Freshmen settle into spring semester

Isabella Gentile, Features Editor

After a semester filled with immense change and new experiences, both personal and academic, RWU freshmen enjoyed about a month long winter break before returning last week for the Spring 2018 semester. Cars flooded into the South Campus parking lots as countless duffle bags and suitcases were unloaded in the pouring rain. Many freshmen are excited to start the new semester and settle in, feeling more comfortable with their surroundings.

Various freshmen came to the conclusion that moving back into school was just as stressful and hectic as the first time around.

“I had so many things to bring back even though we were only gone for a month,” said

Tommy DeMarco, a freshman majoring in marine biology. “

I haven’t even cleaned my whole dorm room from unpacking yet.” Different parts of college life may have gotten easier for freshmen, but the moving process is not necessarily one of them.

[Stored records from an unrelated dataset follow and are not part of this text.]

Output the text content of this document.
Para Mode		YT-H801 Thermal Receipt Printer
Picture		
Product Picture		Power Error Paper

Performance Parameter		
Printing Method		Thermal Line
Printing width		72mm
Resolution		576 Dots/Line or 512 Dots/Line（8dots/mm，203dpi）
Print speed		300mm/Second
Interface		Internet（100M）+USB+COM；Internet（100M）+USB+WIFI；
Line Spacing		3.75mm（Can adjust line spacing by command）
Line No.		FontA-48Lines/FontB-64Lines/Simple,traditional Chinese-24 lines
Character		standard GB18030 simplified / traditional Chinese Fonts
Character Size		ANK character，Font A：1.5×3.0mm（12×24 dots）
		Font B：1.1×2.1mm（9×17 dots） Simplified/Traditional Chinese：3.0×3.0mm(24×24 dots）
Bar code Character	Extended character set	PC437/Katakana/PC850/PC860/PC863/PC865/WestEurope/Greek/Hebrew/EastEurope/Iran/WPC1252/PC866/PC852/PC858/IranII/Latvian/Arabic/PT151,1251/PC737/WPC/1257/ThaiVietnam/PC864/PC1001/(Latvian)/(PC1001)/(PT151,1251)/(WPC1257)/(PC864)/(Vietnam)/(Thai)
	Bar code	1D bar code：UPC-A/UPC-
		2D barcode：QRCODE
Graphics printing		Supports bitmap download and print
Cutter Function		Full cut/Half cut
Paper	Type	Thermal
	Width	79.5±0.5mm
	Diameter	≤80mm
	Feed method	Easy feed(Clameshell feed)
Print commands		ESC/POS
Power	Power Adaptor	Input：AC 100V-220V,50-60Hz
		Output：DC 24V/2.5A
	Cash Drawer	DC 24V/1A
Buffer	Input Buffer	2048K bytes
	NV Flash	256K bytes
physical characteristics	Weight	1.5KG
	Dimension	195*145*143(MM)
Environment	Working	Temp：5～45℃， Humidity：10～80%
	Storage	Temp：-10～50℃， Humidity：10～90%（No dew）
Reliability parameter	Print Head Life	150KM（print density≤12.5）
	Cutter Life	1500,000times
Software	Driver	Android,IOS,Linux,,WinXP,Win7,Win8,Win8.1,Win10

Classes are one aspect of college life that most students had to adjust to. Fall semester brought an increase in workload and difficulty from the typical work patterns of high school. Madison Desantis, a freshman majoring in business, said that she has “had more large-scale writing assignments in one week here than [she] did in a few months in her [high school] senior English class.” Going into the new semester, freshmen are more confident in their abilities to handle assignments in various difficult courses.

An increased level of difficulty is not the only component of classwork that first year students were forced to adapt to; learning the skill of time management was also essential. Students have hours worth of free time on their hands, and the idea of procrastinating is always looming. Going into second semester, many freshmen now recognize this obstacle and will be trying to get a better grip on making good use of their time.

Exploring the nearby areas has become a personal pastime for many freshmen. Now that these students have had a taste of neighboring places like Providence and Newport, they feel much more at ease in frequently visited establishments like restaurants and stores. Freshman Sonia DeMaio, a business major, said, “I had never been to the Providence Place Mall before coming to school here and now I know it like the back of my hand.”

The Rhode Island Public Transit Authority (RIPTA) buses were a favorite mode of transportation among freshmen last semester. Whether riding to the bank here in Bristol or a nightclub in Providence, these adventures have led students to foster a sense of familiarity with the bus system. Freshman Emily Burnett, an undecided student, said that taking the RIPTA gave her a sense of independence and that she feels more comfortable taking it this semester.

Access to transportation options like the RIPTA ties into freshmen not being able to have cars during their first year here. Students who were used to driving to school everyday and having the easy convenience of taking the car to go to CVS or the grocery store now have to adjust to inevitably long trips to the drugstore by way of the shuttle. Knowing that transportation is more of a hassle now, freshmen are able to put more time aside and manage their trips better.

One critical piece of knowledge that freshmen are entering this semester with is that college finals are not meant to be taken lightly. Many learned that pushing studying aside or cramming last minute will not lead to gratification. Gigi Fiacco, a freshman majoring in biochemistry, said that she regrets “not putting enough time into studying for finals and will absolutely take exams more seriously this semester.”

Spring semester seems like it will be a promising one for freshmen, given the major increase in confidence that many students have experienced in all of these areas. Better time management skills, knowledge on the ins and outs of transportation, and adjusting to the workload are only some of the skills they have learned so far. The rest of the year will likely be filled with new experiences as well, but freshmen can get through with their newfound sense of reassurance.